Mysterious air currents flying low
It was on this day that I made an interesting discovery. The office has these constant draughts that love snaking their way up your legs. And no, that's not a sexual innuendo. In fact, it's quite annoying because it reminds you of how cold it is down there. Solution? Cross your legs (even though experts don't recommend it).
But wait, there's more. The coffee machine breaks, and we have to go upstairs to use a different one. So, I start climbing the stairs, and halfway up, I realize that people are following me. But, so what? I've never had this concern before, about someone seeing my panties. Why am I suddenly worried someone might catch a glimpse of my private parts? Besides, it's impossible, unless those behind me decided to lay on the floor and stick their heads up my skirt like Putzie in Grease. But reality likes to sneak up on you, and I'm so lost in my thoughts that I trip, almost cracking my head open and flashing my crotch for all to see. Fortunately, nothing serious happened... this time.
Coming clean
The following days, I decide to return to the safety of my loose Zara pants because the fear of a repeat of stair-gate was just too much for my nerves to handle. And the fact that wearing a skirt made me feel stressed, uncomfortable, and occupied my mind far more than I'd have liked. Hell, I can't even stand it when a label is hanging out of my shirt. How will I survive bodily fluids running down my leg while I'm at work, for heaven's sake?

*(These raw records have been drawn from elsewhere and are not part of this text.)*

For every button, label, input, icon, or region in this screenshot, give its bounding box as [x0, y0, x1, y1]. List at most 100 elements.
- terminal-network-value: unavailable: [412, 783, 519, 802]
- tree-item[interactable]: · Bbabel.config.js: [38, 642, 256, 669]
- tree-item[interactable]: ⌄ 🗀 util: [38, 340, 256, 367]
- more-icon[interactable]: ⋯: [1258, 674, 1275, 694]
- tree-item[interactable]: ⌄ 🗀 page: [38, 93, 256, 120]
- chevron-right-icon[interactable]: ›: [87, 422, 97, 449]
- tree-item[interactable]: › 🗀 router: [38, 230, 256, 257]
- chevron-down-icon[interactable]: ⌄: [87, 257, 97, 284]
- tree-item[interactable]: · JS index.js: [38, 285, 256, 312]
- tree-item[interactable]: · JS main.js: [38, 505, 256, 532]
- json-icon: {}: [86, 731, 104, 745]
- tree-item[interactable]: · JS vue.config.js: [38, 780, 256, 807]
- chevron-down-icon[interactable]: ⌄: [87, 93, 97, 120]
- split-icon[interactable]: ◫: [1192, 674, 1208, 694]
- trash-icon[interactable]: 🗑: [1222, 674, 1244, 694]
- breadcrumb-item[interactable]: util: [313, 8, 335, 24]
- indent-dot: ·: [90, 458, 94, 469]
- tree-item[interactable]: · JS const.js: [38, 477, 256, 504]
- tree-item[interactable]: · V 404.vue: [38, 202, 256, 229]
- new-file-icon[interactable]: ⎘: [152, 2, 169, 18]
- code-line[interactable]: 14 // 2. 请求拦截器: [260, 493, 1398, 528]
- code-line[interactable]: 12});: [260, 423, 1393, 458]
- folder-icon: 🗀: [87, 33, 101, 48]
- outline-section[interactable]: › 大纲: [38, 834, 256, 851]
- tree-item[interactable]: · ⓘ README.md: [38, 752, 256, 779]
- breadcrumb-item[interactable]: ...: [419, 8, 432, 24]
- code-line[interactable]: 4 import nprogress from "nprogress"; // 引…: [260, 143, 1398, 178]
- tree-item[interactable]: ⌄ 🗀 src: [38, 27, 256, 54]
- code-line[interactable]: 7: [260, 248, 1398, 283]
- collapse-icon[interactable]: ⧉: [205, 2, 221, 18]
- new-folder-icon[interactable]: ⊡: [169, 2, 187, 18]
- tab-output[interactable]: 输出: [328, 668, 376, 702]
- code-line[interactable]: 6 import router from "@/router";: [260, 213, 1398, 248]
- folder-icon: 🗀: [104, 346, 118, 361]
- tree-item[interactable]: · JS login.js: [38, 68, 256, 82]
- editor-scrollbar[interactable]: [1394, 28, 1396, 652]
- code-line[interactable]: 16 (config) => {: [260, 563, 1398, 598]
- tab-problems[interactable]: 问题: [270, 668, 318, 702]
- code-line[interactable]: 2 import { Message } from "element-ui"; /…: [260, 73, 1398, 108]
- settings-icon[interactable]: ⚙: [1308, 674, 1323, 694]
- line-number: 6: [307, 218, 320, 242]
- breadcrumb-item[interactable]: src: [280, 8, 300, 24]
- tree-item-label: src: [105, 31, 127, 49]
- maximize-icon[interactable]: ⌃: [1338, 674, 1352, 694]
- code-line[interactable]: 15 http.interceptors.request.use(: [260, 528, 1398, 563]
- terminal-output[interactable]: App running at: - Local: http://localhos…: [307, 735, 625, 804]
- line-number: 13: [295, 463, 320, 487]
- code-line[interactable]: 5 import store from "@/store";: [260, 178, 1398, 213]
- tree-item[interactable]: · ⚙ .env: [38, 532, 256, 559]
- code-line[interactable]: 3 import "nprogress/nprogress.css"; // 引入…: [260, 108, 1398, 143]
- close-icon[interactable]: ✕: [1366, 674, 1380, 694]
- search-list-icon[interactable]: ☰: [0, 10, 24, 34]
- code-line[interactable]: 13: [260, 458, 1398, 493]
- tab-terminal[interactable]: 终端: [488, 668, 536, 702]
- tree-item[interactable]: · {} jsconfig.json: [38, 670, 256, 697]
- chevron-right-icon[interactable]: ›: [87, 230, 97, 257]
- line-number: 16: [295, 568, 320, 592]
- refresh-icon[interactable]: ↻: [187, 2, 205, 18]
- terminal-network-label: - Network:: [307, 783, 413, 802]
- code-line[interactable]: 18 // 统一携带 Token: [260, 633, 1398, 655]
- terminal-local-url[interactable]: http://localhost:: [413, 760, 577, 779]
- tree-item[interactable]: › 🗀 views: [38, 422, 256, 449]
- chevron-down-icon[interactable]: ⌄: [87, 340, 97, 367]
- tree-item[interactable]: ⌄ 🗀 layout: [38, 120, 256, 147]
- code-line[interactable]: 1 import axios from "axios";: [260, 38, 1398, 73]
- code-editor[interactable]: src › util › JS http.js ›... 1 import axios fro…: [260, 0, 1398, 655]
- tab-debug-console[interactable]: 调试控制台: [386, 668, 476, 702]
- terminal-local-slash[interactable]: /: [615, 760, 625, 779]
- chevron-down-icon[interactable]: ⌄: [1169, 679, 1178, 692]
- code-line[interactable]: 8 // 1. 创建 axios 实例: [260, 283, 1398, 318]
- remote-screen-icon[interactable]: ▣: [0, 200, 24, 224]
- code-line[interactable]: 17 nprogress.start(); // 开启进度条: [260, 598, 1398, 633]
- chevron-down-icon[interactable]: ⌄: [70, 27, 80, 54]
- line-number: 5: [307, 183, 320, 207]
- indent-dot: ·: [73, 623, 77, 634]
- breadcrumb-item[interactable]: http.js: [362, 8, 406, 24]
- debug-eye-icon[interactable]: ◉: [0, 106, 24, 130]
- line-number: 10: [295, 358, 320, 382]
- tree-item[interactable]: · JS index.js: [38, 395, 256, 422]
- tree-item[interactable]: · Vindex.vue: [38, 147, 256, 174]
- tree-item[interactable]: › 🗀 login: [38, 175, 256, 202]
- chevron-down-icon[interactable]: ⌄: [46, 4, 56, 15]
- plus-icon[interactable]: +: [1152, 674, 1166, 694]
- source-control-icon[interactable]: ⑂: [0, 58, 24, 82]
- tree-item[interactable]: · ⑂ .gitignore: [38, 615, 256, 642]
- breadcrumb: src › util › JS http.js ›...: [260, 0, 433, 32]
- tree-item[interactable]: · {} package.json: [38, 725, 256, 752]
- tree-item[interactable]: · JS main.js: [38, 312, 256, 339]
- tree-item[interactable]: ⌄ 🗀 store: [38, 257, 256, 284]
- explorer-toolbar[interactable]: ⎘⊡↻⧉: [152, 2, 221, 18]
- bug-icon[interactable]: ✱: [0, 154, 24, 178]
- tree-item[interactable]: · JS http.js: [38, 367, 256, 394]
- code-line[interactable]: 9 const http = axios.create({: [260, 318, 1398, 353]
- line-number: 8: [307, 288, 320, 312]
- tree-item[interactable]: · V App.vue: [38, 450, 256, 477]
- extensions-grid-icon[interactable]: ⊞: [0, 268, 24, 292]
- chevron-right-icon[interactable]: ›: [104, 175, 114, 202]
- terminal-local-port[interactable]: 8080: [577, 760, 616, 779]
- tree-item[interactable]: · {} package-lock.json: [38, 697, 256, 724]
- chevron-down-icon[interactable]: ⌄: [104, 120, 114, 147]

Thank god it's Friday. I met up with some friends for a drink at our usual bar of choice, and we were chatting about anything and everything when it came to mind that I was commando and no one knew. Naturally, I burst out laughing, but it just had to happen when we weren't talking about anything funny. I brush it off, but a few hours and several beers later, I decide to come clean: I've been going commando for almost a week.
This, of course, sparks a heated discussion about the virtues and evils of going commando, and suddenly everyone's acting like they're a director at Victoria's Secret or the head of OBGYN at Mayo. I didn't know that my friends were such panty experts. What I also notice is that a few of them are sneakily glancing at my butt. I'm not sure what they're expecting to find or if they think that they have X-ray vision...
When I get home, I decide that it's time to go back to wearing panties because the cost-benefit relationship of going without them doesn't convince me at all. Sure, if I really committed myself to the cause, I would probably get used to it, but... am I seriously going to dedicate even a second more to this experiment? No. Call me crazy, but cotton and lace empower me more than airing out my parts.